Developers Keep Leaving Secret Keys to Corporate Data Vulnerable on GitHub

Gil C/

The hackers who stole data on 50,000 Uber drivers in 2014 didn’t have to do much hacking at all.

The hackers who stole data on 50,000 Uber drivers in 2014 didn’t have to do much hacking at all. They got into the company’s database using login credentials they’d found on GitHub, the code-sharing website used by more than 14 million developers. An Uber employee had uploaded the credentials to GitHub by accident, and left them on a public page for months.

For years, developers have been inadvertently publishing credentials that grant access to myriad systems, such as databases, web hosting accounts, encrypted email, and various apps. It’s an easy mistake to make that can lead to catastrophic breaches, particularly when the credentials can unlock systems that are crucial to business functions.

In a blog post published last week, the security firm Detectify said it analyzed public GitHub repositories and found more than 1,500 unique “access tokens” that could be used to retrieve private messages from Slack—the popular office messaging app that many companies rely on as their primary communication platform.

“These tokens belong to different users and companies,” the firm said in its post, adding that some of the tokens were linked to “Forbes 500 companies, payment providers, multiple Internet service providers and health care providers."

To make matters worse, many of the credentials turned up in the firm’s search functioned “exactly like having the complete username and password for the user,” according to the blog post. “Even for a user with two factor authentication enabled, you can still access Slack with nothing else but this token.”

When developers accidentally publish these kinds of credentials, they’re often working on public, open-source code projects. In the case of Slack, those projects could be things such as chat bots, which interact with users inside the messaging app. The code behind such bots might not be sensitive, but the credentials that allow the bot to connect to a particular Slack group are.

The problem is, when developers publish their bot code to GitHub in order to share it with others, they sometimes forget to remove the credentials they’ve hard-coded into the project.

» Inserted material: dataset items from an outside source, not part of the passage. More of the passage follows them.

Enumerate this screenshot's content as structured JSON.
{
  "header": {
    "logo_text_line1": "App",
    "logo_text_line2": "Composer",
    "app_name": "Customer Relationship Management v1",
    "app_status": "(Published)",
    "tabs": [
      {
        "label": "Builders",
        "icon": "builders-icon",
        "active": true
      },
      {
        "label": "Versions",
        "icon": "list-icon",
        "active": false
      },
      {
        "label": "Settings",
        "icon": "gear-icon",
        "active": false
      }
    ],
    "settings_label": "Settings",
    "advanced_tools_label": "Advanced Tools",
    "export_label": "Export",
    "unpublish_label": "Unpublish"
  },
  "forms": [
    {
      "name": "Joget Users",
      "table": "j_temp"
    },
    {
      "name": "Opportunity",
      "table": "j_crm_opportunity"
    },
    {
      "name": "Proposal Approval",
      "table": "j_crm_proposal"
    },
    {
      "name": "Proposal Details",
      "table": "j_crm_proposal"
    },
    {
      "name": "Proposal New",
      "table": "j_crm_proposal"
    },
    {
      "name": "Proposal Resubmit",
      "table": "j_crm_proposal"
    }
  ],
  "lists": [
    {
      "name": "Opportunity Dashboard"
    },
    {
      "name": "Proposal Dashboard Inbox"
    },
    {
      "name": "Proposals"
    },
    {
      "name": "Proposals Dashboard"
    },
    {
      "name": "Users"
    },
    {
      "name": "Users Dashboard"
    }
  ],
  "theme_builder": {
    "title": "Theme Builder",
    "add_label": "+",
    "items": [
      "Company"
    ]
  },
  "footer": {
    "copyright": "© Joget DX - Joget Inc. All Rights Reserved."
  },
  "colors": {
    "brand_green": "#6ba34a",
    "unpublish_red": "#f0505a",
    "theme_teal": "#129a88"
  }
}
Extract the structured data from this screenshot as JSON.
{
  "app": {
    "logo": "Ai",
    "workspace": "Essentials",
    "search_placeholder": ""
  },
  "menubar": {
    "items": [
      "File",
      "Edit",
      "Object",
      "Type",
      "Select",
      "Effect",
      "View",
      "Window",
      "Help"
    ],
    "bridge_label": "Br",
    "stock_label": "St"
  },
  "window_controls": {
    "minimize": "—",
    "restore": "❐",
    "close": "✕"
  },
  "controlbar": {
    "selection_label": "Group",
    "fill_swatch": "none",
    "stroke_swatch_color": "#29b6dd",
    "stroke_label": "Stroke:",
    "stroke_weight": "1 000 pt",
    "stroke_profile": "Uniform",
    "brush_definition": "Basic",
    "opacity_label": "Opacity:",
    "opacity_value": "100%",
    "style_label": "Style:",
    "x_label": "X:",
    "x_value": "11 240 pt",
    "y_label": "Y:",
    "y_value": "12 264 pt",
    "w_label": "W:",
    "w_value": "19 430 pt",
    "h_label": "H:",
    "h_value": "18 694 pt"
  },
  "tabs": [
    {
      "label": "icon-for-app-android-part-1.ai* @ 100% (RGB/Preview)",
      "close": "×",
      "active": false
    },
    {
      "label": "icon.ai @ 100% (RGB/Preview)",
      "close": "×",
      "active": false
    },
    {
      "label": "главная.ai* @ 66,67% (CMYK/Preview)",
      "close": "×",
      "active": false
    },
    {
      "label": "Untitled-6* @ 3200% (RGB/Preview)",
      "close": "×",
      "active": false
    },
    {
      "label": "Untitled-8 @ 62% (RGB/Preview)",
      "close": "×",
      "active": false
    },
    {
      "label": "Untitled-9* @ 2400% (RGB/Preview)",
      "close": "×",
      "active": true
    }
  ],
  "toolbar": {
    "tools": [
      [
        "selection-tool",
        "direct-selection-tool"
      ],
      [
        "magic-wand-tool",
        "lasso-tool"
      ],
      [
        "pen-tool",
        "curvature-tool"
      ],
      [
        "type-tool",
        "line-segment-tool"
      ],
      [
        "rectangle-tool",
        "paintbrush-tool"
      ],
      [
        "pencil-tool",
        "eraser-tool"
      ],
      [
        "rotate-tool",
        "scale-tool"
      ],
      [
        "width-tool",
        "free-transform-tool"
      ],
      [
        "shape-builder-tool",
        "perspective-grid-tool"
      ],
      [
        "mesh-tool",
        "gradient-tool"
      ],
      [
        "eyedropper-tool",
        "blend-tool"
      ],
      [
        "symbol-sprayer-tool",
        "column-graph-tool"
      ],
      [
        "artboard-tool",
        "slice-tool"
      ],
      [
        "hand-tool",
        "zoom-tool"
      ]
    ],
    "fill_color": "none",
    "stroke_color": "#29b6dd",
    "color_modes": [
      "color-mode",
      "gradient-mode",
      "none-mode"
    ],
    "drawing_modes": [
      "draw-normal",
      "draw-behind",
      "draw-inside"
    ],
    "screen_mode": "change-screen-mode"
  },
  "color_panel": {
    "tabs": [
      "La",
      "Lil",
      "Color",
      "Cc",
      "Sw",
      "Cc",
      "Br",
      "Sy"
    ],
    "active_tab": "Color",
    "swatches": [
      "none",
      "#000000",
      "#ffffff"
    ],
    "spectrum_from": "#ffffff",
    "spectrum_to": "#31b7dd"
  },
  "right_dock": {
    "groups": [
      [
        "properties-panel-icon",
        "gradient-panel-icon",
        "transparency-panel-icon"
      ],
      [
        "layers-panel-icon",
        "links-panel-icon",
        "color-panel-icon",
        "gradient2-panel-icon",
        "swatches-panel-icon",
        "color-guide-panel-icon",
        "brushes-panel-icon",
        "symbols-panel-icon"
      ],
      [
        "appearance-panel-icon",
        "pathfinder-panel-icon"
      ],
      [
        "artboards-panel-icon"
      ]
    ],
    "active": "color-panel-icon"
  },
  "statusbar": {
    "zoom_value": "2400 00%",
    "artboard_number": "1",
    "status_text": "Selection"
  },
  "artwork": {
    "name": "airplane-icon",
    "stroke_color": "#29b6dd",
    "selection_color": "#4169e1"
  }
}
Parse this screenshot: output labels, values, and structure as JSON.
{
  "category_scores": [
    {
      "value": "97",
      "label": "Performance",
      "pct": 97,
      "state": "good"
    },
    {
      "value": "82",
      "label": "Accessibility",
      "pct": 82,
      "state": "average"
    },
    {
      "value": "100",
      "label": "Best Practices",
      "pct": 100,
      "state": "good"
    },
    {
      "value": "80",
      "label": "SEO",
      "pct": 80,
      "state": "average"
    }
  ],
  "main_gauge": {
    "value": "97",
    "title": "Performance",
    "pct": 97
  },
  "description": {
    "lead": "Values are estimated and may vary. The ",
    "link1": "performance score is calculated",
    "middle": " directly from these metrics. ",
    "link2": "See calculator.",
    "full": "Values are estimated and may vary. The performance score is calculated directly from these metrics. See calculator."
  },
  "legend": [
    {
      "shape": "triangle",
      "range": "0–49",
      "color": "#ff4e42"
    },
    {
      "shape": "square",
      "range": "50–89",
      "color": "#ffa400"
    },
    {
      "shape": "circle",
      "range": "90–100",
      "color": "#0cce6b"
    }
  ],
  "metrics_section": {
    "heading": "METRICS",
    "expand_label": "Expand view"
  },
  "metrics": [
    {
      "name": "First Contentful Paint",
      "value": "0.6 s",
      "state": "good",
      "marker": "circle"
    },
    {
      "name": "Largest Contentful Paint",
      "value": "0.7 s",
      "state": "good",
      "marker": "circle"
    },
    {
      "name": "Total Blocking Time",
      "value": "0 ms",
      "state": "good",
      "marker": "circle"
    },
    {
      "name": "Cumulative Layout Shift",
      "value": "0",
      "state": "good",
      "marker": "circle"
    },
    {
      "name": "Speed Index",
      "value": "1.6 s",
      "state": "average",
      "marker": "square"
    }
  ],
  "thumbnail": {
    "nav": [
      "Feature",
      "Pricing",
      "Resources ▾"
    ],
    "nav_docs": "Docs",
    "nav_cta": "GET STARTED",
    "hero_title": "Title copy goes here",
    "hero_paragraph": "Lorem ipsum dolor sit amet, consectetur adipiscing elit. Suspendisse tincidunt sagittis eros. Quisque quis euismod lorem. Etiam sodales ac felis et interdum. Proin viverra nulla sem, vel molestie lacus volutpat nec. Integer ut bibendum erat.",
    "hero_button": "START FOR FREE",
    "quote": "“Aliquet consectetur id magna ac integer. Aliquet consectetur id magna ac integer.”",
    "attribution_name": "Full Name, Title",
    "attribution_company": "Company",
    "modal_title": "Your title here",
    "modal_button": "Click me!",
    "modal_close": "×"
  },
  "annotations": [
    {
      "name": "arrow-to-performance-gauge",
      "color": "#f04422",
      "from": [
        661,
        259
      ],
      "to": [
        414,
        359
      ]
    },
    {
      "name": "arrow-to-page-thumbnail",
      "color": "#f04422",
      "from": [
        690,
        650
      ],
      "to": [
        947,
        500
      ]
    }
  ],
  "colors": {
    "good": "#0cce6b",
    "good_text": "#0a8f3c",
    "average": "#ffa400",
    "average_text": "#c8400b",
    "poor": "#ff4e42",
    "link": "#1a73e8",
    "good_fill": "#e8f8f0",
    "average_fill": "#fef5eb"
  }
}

All-powerful access tokens, like the ones Slack gives out to developers, are common among most modern, consumer-facing apps. Google, Facebook and Twitter all give out such tokens so that developers can access their respective APIs. The trouble is, developers may very well accidentally upload their access credentials to public pages—and they frequently do.

And at any given time, hackers may have programs running that crawl GitHub, searching for exposed credentials. So even if a developer happens to catch the mistake quickly, it can be too late.

The issue has become so widespread for Amazon’s web services division, for example, that the company now constantly monitors public repositories on GitHub, looking for access keys that its customers have inadvertently published. When Amazon finds the keys, it emails its customers to let them know they’re at risk.

Programmers have also been called out for accidentally publishing their own private encryption keys, which are created to send and receive secure messages but only work if they’re kept secret. As early as 2013, links to GitHub searches revealing published encryption keys were spreading across social media, and many are still on GitHub today.

After Uber’s data breach in 2014, in which the names and driver’s license numbers of 50,000 of its employees were stolen, the company filed a “John Doe” lawsuit against the unknown thief. By filing the suit, Uber was able to convince a California district court to issue subpoenas to GitHub and Comcast.

The GitHub subpoena ordered that the company release the IP addresses of everyone who visited any page on its website where Uber’s login credentials had been published. The Comcast subpoena required that the company turn over the names and addresses of the people linked to those IP addresses.

GitHub said it could not comment on the matter, but it did apparently turn over the IP addresses to Uber. Citing anonymous sources, Reuters reported last October that one of the IP addresses had been traced back to Chris Lambert—the chief technology officer of Uber’s biggest rival, Lyft.

By December, the US Justice Department had launched an investigation into the data breach, but has not said whether it’s looking into Lyft’s possible involvement. In a statement sent by email, Lyft said it was not in any way involved in the data breach.

“We investigated this matter long ago,” the statement said, “and there is no evidence that any Lyft employee downloaded the Uber driver information or database, or had anything to do with Uber’s May 2014 data breach.”